Oui, que les yeux ne voient pas…

Le petit garçon de Verba, en criant et gesticulant accourt de la colline :

– Voici un souvenir de votre paon !…

Le paon !… Où est-il donc ?… On n’entendait pas ces jours-ci, ses cris anxieux ; on ne le voyait pas errer solitaire dans le terrain vague. Que veut dire ce souvenir ?

Je vois une plume à ocelle, brisée, une plume d’automne. Il voulait, le pauvre paon, vivre encore ; il voulait vivre de ses propres forces, n’étant plus à personne. Je vois, dans la main du petit, une autre plume, une plume de l’aile, argentée, rose-beige, magnifique…

– Je les ai ramassées dans la vigne, sous la colline. C’est probablement le docteur d’en haut qui l’a tué en lui lançant un bâton ; et il a jeté les plumes dans la vigne pour faire croire que ce sont les chiens qui l’ont dépecé !…

Cette ocelle est un dernier adieu. Pavka m’envoie un souvenir… Il était si bon ; il me demandait avec tant de confiance : « Tu ne me donneras pas ?… » Et il partait docilement. Les premiers, le matin, nous commencions la journée… Il ne serait jamais parti ; c’est moi, qui, tout d’abord, l’ai abandonné. Et solitaire, fier, il se retira sur le terrain vague… Il n’y aura même plus, maintenant, de terrain vague : son maître en est parti.

– Pavka s’en allait toujours à la villa du docteur, mais ils n’ont plus une miette de rien. Hier, ils sont venus nous emprunter ; ils sentaient le rôti, comme qui aurait dit de la dinde. Et qu’avaient-ils à faire rôtir ?…

Le docteur aurait mangé mon paon ! !… Quelle sottise !… Ne serait-ce pas le père Andreï ? C’est lui qui, ces jours-ci, demandait…

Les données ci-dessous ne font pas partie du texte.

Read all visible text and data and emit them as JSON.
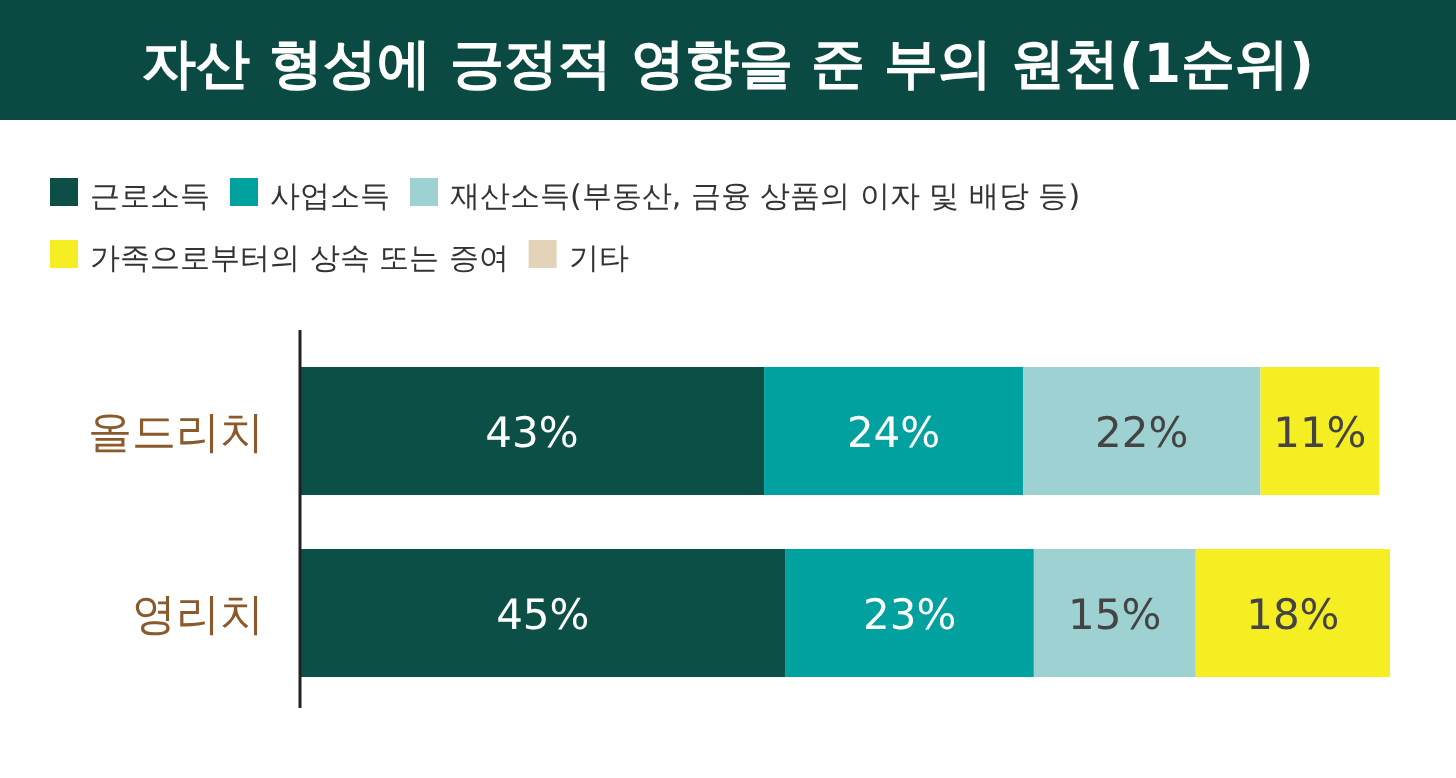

– Et chez nous, continue l’enfant, notre autre oie a disparu. Ce doit être ce maudit Andreï, il n’y a que lui… Notre oie allait constamment dans son jardin où les grenouilles coassent près du bassin. Je le tuerai ! Je le guetterai la nuit et le canarderai dans le derrière avec un fusil à deux coups. On ne me condamnera pas : je suis un gosse… Je dirai que la gâchette est partie…

Je prends les restes de mon paon – qui n’était plus à moi – et je les place, avec un tendre sentiment, comme une fleur fragile, sous la véranda, avec la calville qui se dessèche. Reliques de ceux qui ont disparu ! Toujours plus de vide. La dernière lueur s’éteint. Ah ! quelles niaiseries !……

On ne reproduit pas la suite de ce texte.